L'Union du Congrès pour le suffrage des femmes fait appel à de jeunes femmes qui ont une nouvelle approche dans la lutte pour le suffrage des femmes, inspirée par les suffragettes britanniques[4]. Alice Paul est d'avis que les femmes ne devraient pas avoir à mendier pour leurs droits civiques[5]. Elle a présenté aux membres de l'organisation certaines des méthodes utilisées par les militantes de l'Union sociale et politique des femmes en Grande-Bretagne[6]. Il s’agit notamment d’organiser des manifestations massives non-violentes[7] et de tenir, à la manière de grévistes, un piquet quotidien devant la Maison Blanche[4],[6]. L'Union du Congrès pour le suffrage des femmes compte 4 500 membres et a collecté plus de 50 000 $ de fonds en 1914[6] Certaines de ces femmes seront arrêtées et emprisonnées pour leur activisme[3].

Le siège de l'Union du Congrès est implanté sur F Street à Washington, DC, non loin du luxueux hôtel Willard, dans un bureau bien situé, financé sur les fonds propres du mouvement[8],[3]. L'organisation organise des « écoles pour le droit de vote des femmes » afin de faire connaître leur cause et planifie plusieurs réunions chaque jour[8]. L'Union du congrès n'est pas organisée par États ou districts, mais il existe différentes branches de l'organisation dans un certain nombre d'États. Si le cœur de son travail est à Wahington D.C., la structure reste très mobile[3]. Elle publie un journal appelé The Suffragist[9], contenant des articles de membres éminents, dont Alice Paul, Lucy Burns et Inez Milholland. Le journal emploie Nina Allender comme dessinatrice principale et publie des dessins d'artistes tels que Cornelia Barns, le canadien Boardman Robinson et Marietta Minnigerode Andrews (en)[6].

Inez Milholland lors de la manifestation pour le droit de vote des femmes le 3 mars 1913.

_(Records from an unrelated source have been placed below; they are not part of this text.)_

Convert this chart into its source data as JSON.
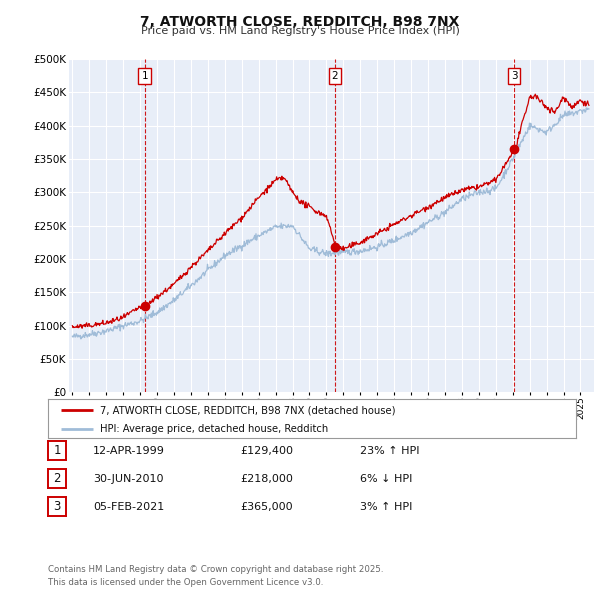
{
  "title": "7, ATWORTH CLOSE, REDDITCH, B98 7NX",
  "subtitle": "Price paid vs. HM Land Registry's House Price Index (HPI)",
  "bg_color": "#ffffff",
  "plot_bg_color": "#e8eef8",
  "grid_color": "#ffffff",
  "hpi_line_color": "#a0bcd8",
  "price_line_color": "#cc0000",
  "sale_dot_color": "#cc0000",
  "vline_color": "#cc0000",
  "ylim": [
    0,
    500000
  ],
  "yticks": [
    0,
    50000,
    100000,
    150000,
    200000,
    250000,
    300000,
    350000,
    400000,
    450000,
    500000
  ],
  "xlim_start": 1994.8,
  "xlim_end": 2025.8,
  "legend_label_price": "7, ATWORTH CLOSE, REDDITCH, B98 7NX (detached house)",
  "legend_label_hpi": "HPI: Average price, detached house, Redditch",
  "sales": [
    {
      "label": "1",
      "date": 1999.27,
      "price": 129400,
      "pct": "23%",
      "dir": "↑",
      "date_str": "12-APR-1999"
    },
    {
      "label": "2",
      "date": 2010.5,
      "price": 218000,
      "pct": "6%",
      "dir": "↓",
      "date_str": "30-JUN-2010"
    },
    {
      "label": "3",
      "date": 2021.09,
      "price": 365000,
      "pct": "3%",
      "dir": "↑",
      "date_str": "05-FEB-2021"
    }
  ],
  "footer": "Contains HM Land Registry data © Crown copyright and database right 2025.\nThis data is licensed under the Open Government Licence v3.0."
}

L'Union du Congrès fait activement campagne pour un amendement constitutionnel garantissant le suffrage universel des femmes. À l'instar des suffragettes de Grande-Bretagne, l'organisation rejette sur le parti majoritaire au parlement (à l'époque le Parti démocrate, avec pour président Woodrow Wilson) l'absence d'avancée sur un amendement sur le suffrage féminin au niveau fédéral[3]. Les membres de l'organisation font dès lors systématiquement campagne contre les candidats démocrates dans l’espoir d’empêcher leur réélection, y compris lorsque les candidats en question sont favorables au droit de vote des femmes. Cette position extrême leur vaut les critiques de la National American Woman Suffrage Association[8].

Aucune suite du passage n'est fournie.